Savoir-faire et e-discovery

Le chapitre III de la proposition de loi, ici,  organise la protection du savoir-faire devant les juridictions.

Pour illustrer cette nécessité, la Commission des affaire économiques de l’Assemblée nationale  dans son avis du 21 mars 2018, ici aussi,  souligne les risques pour les entreprises françaises de la procédure de discovery.

 « le Cohen Act, adopté en 1996, fait de l’atteinte au secret des affaires un crime fédéral.
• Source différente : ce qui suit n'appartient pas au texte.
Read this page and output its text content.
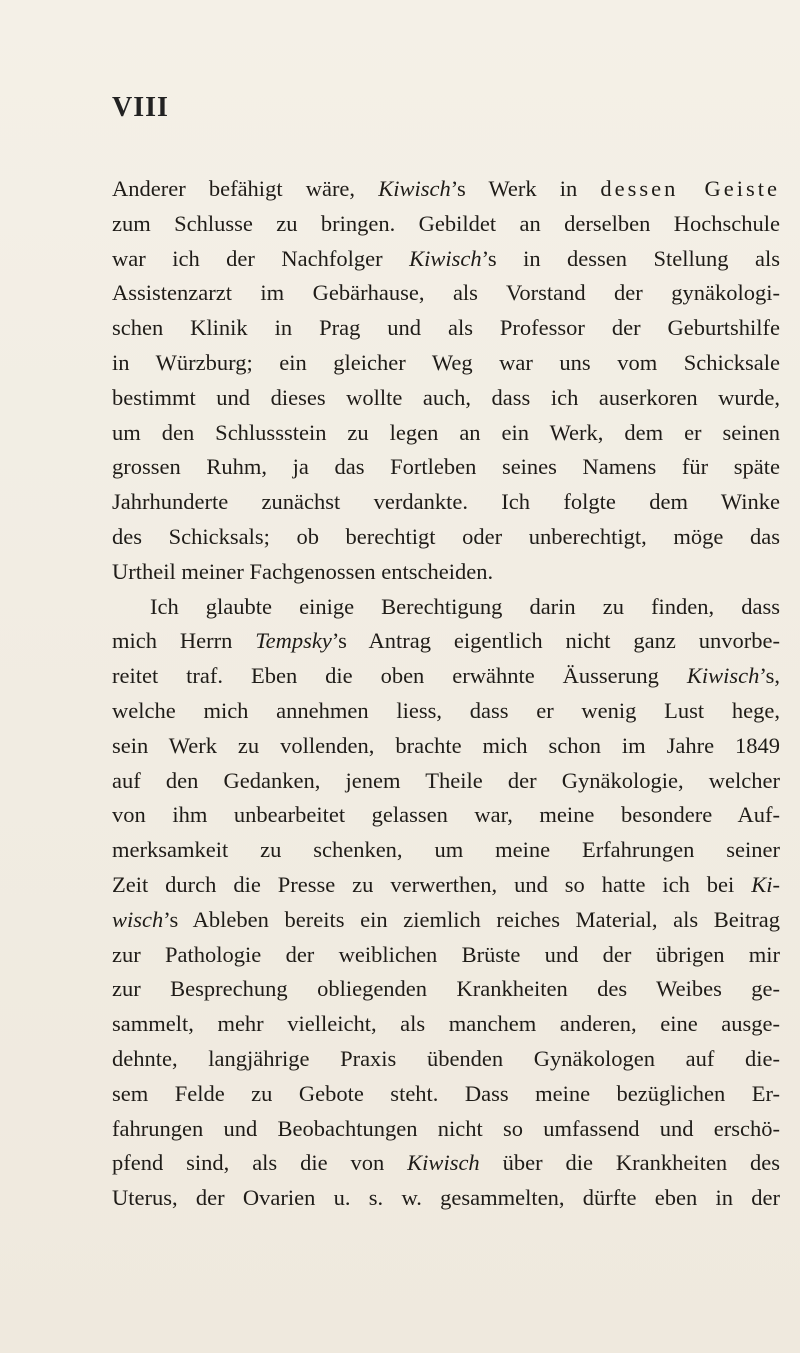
VIII
Anderer befähigt wäre, Kiwisch’s Werk in dessen Geiste
zum Schlusse zu bringen. Gebildet an derselben Hochschule
war ich der Nachfolger Kiwisch’s in dessen Stellung als
Assistenzarzt im Gebärhause, als Vorstand der gynäkologi-
schen Klinik in Prag und als Professor der Geburtshilfe
in Würzburg; ein gleicher Weg war uns vom Schicksale
bestimmt und dieses wollte auch, dass ich auserkoren wurde,
um den Schlussstein zu legen an ein Werk, dem er seinen
grossen Ruhm, ja das Fortleben seines Namens für späte
Jahrhunderte zunächst verdankte. Ich folgte dem Winke
des Schicksals; ob berechtigt oder unberechtigt, möge das
Urtheil meiner Fachgenossen entscheiden.
Ich glaubte einige Berechtigung darin zu finden, dass
mich Herrn Tempsky’s Antrag eigentlich nicht ganz unvorbe-
reitet traf. Eben die oben erwähnte Äusserung Kiwisch’s,
welche mich annehmen liess, dass er wenig Lust hege,
sein Werk zu vollenden, brachte mich schon im Jahre 1849
auf den Gedanken, jenem Theile der Gynäkologie, welcher
von ihm unbearbeitet gelassen war, meine besondere Auf-
merksamkeit zu schenken, um meine Erfahrungen seiner
Zeit durch die Presse zu verwerthen, und so hatte ich bei Ki-
wisch’s Ableben bereits ein ziemlich reiches Material, als Beitrag
zur Pathologie der weiblichen Brüste und der übrigen mir
zur Besprechung obliegenden Krankheiten des Weibes ge-
sammelt, mehr vielleicht, als manchem anderen, eine ausge-
dehnte, langjährige Praxis übenden Gynäkologen auf die-
sem Felde zu Gebote steht. Dass meine bezüglichen Er-
fahrungen und Beobachtungen nicht so umfassend und erschö-
pfend sind, als die von Kiwisch über die Krankheiten des
Uterus, der Ovarien u. s. w. gesammelten, dürfte eben in der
Au titre des mesures plus offensives, l’utilisation du droit prend une place importante, ainsi que l’atteste l’efficacité redoutable de la procédure de discovery, qui rend particulièrement vulnérables les entreprises à l’exposition de leurs informations secrètes. »

Procédure de discovery et e-discovery

La procédure de découverte (discovery), essentiellement utilisé dans des pays de common law comme les États-Unis, est lancée par une juridiction au stade précontentieux, afin de réunir l’ensemble des documents et données susceptibles de constituer des preuves pertinentes à la résolution du litige. Chaque partie est donc invitée à divulguer l’ensemble des informations utiles, y compris celles qui lui sont défavorables. Un éventuel refus ou une tentative de dissimulation d’informations entraîne un fort risque de jugement défavorable, d’où la grande efficacité de ce processus.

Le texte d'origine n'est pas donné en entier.